CsA has been previously shown to mitigate IRI in preclinical studies and has been extensively explored, particularly in myocardial IRI.¹⁹ However, these findings have not been reliably translated into clinical practice, which is perhaps best exemplified by the CIRCUS trial.¹² Difficulties in translating the findings of preclinical studies on myocardial and cerebral infarction models, in particular, reflect the fact that these events occur unexpectedly and patients present after the onset of ischemia. In these settings, CsA cannot be given before ischemia, and the duration of ischemia cannot be controlled.
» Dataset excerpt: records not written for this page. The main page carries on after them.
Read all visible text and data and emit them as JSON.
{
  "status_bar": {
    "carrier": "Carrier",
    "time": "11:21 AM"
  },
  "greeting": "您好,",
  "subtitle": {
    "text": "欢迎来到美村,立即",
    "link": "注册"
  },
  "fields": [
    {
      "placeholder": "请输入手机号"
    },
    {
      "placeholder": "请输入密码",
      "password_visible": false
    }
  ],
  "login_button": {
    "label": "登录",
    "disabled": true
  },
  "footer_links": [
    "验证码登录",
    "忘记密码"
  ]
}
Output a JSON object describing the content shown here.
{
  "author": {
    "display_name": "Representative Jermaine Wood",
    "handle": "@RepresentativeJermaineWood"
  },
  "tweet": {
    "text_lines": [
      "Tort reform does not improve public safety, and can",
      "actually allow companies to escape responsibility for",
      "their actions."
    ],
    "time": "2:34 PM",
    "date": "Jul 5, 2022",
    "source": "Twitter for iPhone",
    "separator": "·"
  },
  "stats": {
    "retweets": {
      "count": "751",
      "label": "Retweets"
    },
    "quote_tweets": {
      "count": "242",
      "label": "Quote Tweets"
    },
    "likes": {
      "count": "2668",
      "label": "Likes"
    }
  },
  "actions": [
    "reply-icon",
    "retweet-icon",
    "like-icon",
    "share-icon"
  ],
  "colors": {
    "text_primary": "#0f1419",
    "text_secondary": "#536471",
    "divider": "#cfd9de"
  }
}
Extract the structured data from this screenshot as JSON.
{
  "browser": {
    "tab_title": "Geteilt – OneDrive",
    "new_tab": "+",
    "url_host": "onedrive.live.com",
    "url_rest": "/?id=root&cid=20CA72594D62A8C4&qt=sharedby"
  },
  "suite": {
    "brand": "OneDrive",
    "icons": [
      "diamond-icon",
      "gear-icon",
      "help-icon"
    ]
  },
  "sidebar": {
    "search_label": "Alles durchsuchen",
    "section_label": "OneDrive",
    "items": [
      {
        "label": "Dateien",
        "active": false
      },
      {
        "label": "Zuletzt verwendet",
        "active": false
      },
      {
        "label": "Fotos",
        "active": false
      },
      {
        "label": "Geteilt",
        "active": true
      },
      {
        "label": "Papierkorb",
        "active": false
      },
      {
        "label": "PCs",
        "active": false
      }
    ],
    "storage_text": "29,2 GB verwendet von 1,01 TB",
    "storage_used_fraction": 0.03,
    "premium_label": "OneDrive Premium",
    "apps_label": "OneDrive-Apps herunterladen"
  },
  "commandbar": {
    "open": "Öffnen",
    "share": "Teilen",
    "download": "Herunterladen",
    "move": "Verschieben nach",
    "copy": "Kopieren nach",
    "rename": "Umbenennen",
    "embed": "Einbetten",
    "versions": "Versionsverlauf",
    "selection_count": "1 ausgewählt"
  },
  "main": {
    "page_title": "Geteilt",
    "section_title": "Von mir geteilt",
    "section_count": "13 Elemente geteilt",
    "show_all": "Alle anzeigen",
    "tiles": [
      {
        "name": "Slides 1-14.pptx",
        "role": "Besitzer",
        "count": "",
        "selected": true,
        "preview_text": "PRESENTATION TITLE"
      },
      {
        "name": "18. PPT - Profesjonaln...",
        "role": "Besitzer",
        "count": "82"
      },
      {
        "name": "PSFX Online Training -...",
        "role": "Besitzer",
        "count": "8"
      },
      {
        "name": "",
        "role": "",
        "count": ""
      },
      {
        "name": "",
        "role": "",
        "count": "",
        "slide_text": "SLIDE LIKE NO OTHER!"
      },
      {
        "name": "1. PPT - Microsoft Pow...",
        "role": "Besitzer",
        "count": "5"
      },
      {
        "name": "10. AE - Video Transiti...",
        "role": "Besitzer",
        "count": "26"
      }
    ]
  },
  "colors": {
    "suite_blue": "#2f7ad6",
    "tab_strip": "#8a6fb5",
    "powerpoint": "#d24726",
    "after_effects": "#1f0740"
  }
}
Both of these variables have been reported by preclinical studies to affect the efficacy of CsA, which seemed to work best if given prior to ischemia and has diminished efficacy beyond a critical window of ischemia.20, 21, 22 In contrast, hepatic ischemia can often be anticipated, particularly in the setting of liver transplantation, and can be controlled within certain limits. In addition, achieving the same effect with the use of NIM-811 suggested that unnecessary immunosuppression can be avoided. However, the fact that immunosuppression is required in liver transplantation makes this point somewhat moot.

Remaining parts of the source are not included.